Viewed from the side, the floor-bound Truro Series 1 (1966) appears to be a lavender-colored, S-shaped piece. As one walks around it, the work opens up, as it were, revealing itself to be a doubled form in which the two halves enclose a pale yellow interior. Finally, as one crosses to the other side, the sculpture shifts back to appearing as the recognizable letter, having returned from asignification to signification. Two sculptures shown on pedestals likewise have a changeable quality. One of them, Bradford Series 3 (1966), resembles an open cube with two sides ridged with jagged teeth. The work—with its symmetry, modest scale, and placement on a pedestal—encourages viewers to move around it and consider it from multiple angles and even to rotate the piece in their minds, to see it from still more sides and to imagine it displayed in different orientations.

At the gallery’s entrance were a handful of works on paper from 1967 and 1968 that hint at Huebler’s shift to his dematerialized Conceptual practice. These works are marked by a witty relationship to object-making. In one, for instance, he offers a schematic plan for an ephemeral installation in the snow. The drawings help us see the humor in the three-dimensional sculptures, whose spatial and formal play can be read as a send-up of the seriousness of classic Minimalism.

Indeed, the exhibition made clear that Huebler’s was never a Minimalist project, at least not in the orthodox sense. The sculptures’ seeming openness to reorientation (or at least their tendency to evoke such manipulation) stands in contrast to the specificity of placement essential to, say, Donald Judd’s work. Further, Huebler’s use of the same Formica that viewers will have seen in countless kitchens and bathrooms makes the sculptures accessible and familiar (rather than cold and alienating, like many fabricated works of the time), as does his color scheme of mauves and beiges, which reads as an interior decorator’s palette.

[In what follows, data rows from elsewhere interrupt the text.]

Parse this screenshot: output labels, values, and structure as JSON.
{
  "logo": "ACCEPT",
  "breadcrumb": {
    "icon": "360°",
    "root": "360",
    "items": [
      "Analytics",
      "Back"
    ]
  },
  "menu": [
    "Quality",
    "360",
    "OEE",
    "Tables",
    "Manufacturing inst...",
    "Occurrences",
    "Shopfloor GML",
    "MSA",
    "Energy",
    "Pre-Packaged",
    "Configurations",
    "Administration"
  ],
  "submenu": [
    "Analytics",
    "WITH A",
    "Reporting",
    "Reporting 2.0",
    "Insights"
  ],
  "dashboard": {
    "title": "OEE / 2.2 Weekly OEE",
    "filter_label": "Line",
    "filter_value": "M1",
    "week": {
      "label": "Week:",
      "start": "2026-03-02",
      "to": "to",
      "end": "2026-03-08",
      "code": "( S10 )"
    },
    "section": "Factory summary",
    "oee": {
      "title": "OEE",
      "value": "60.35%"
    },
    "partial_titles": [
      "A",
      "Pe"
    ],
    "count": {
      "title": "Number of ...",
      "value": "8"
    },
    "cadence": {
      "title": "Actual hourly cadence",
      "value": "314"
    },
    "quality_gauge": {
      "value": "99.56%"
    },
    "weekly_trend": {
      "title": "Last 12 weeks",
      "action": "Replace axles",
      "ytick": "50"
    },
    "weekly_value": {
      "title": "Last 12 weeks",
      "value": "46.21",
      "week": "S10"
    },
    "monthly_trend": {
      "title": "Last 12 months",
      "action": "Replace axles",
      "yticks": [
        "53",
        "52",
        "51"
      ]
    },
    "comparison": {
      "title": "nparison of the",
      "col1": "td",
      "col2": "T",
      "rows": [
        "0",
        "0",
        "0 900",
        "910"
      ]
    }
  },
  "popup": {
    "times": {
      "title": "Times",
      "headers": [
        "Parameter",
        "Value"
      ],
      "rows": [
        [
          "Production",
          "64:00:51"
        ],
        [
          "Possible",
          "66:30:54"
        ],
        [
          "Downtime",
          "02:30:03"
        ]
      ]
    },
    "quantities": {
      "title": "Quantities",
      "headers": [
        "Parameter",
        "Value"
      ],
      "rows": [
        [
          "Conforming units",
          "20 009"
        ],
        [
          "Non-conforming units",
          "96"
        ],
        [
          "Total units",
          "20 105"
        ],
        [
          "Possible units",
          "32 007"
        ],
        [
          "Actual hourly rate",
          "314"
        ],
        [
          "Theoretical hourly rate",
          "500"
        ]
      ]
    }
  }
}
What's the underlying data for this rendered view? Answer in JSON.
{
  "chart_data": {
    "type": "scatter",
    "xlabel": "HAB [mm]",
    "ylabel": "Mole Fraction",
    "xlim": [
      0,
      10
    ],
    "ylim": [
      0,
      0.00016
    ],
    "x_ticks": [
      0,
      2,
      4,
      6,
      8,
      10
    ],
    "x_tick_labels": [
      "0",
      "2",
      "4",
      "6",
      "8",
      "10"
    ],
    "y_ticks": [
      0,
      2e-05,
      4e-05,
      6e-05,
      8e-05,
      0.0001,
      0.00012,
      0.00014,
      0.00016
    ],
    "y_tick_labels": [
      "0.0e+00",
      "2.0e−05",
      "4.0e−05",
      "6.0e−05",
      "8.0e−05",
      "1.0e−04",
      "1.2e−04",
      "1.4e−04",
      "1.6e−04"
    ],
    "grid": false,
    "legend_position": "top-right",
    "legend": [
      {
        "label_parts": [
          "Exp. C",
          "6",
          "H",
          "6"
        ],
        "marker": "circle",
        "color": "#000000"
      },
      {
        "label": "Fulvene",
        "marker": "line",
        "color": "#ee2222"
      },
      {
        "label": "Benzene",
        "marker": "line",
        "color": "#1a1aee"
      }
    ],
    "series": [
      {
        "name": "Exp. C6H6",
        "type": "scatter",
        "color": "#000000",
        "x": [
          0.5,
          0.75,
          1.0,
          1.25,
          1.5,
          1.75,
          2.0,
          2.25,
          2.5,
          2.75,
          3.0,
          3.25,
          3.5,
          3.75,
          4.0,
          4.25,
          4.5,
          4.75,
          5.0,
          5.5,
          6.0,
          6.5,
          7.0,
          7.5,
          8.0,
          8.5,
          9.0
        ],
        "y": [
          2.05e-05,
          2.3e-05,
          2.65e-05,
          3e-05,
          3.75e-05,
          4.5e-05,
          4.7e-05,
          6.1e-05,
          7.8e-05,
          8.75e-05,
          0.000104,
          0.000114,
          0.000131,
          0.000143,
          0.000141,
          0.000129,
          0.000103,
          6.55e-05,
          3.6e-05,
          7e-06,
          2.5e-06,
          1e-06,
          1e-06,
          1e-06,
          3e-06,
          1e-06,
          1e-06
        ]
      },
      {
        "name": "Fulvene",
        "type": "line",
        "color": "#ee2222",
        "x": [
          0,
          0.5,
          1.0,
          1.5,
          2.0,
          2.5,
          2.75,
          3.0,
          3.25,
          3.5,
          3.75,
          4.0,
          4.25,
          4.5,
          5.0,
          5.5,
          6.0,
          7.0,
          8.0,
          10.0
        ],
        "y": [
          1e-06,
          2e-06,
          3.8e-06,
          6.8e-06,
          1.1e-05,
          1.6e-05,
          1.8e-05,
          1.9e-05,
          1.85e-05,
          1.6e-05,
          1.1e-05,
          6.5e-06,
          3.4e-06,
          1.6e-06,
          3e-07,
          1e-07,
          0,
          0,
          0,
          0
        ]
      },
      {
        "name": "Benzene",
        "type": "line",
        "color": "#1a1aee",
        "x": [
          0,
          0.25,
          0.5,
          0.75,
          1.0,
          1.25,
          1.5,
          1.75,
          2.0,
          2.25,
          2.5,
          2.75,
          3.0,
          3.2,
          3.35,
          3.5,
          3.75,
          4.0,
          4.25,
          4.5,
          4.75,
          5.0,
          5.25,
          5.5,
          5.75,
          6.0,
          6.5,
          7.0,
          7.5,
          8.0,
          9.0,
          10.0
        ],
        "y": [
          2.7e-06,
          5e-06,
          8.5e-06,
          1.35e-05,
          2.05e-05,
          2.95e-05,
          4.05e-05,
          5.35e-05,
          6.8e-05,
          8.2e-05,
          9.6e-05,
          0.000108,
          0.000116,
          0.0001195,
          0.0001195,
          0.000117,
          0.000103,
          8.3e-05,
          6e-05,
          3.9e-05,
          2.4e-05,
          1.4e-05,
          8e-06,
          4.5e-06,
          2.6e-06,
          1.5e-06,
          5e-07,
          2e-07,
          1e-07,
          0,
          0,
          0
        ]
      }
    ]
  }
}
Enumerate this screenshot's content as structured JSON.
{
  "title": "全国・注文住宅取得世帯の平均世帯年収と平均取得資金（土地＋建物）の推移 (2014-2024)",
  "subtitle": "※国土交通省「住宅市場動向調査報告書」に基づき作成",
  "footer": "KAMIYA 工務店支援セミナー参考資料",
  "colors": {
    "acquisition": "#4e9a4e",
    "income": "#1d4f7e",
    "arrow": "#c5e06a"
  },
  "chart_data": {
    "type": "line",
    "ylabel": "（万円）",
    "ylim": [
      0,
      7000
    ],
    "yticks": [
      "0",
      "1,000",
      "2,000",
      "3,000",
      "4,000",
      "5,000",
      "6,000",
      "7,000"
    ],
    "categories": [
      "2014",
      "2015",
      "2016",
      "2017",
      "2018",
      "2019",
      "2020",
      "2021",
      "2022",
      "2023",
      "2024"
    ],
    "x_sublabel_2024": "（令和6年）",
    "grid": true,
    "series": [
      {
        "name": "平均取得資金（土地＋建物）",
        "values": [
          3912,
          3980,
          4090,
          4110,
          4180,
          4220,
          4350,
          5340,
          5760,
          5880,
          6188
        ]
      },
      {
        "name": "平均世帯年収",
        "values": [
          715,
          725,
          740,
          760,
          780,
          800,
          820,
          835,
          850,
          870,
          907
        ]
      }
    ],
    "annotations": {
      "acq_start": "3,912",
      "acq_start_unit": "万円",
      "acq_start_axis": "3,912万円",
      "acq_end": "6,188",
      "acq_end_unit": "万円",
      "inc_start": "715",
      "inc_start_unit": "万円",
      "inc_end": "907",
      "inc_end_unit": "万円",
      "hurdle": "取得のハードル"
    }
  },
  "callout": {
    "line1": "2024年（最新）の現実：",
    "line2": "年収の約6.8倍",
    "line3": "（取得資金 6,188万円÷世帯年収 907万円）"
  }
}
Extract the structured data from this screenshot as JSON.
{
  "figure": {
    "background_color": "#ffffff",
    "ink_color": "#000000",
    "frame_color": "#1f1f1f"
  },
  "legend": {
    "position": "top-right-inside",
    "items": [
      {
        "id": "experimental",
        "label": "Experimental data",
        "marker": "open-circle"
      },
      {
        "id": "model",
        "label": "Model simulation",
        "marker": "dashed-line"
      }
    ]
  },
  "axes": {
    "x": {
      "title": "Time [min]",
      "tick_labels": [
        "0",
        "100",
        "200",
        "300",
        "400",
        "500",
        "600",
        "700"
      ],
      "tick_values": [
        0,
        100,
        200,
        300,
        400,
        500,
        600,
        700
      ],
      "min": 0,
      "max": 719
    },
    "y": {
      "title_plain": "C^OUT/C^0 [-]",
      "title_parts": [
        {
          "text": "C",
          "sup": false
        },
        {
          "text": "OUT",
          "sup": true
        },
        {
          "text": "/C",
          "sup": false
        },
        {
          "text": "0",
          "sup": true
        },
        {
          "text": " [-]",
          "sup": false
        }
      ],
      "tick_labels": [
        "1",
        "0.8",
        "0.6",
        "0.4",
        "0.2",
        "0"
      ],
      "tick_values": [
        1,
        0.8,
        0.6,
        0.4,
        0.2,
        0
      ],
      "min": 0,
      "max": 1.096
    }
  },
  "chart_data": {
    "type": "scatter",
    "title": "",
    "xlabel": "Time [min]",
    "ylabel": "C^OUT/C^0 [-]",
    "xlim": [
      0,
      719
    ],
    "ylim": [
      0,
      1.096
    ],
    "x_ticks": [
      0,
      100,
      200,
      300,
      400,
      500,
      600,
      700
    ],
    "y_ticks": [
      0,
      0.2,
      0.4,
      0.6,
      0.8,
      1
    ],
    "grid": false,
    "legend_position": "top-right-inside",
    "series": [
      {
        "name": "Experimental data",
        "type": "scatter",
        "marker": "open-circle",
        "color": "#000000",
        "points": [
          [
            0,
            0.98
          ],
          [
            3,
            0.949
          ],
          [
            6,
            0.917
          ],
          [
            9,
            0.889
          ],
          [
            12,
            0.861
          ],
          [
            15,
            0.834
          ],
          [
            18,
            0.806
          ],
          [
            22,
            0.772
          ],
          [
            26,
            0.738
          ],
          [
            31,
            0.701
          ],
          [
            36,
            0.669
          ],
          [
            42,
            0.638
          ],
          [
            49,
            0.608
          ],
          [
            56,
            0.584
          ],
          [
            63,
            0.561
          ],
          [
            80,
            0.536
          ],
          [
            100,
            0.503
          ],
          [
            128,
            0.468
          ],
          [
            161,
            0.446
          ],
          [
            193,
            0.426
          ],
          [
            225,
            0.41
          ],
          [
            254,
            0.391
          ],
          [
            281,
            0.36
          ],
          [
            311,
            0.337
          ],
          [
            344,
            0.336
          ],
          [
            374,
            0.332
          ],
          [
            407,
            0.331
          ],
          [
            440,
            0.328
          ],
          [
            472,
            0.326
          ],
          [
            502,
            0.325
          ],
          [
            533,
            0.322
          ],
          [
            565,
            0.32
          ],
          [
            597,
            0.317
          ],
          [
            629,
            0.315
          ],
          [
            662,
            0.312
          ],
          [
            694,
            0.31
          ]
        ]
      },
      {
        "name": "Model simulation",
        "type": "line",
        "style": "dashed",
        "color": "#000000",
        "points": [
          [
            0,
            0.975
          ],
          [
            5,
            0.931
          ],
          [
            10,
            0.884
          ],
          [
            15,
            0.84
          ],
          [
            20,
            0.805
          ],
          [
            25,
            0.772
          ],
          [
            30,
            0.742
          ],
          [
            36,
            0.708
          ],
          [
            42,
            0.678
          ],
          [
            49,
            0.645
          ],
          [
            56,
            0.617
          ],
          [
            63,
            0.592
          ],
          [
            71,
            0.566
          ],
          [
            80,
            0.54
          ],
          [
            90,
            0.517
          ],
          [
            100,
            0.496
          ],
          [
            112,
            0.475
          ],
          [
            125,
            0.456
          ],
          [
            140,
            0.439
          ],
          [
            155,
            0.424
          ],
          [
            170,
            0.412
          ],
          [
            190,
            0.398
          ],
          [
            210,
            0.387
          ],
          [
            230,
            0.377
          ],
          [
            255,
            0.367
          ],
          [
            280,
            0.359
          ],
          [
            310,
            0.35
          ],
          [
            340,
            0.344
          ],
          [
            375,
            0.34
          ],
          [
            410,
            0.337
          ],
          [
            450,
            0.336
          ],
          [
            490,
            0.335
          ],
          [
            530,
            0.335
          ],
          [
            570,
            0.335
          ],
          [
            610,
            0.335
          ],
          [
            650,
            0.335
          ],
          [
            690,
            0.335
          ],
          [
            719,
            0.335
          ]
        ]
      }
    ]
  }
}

In recent years, select galleries have been undertaking revisionist projects, a task typically carried out by museums and art historians. Certainly this move has economic impulses as much as intellectual and political ones; nonetheless, many previously passed-over or under-recognized careers are being highlighted, enabling us to judge what strands of art history need reconsideration. This exhibition demonstrated how Huebler’s work can encourage a more expansive and nuanced reading of the perceptual and phenomenological concerns of both Minimal and Conceptual art.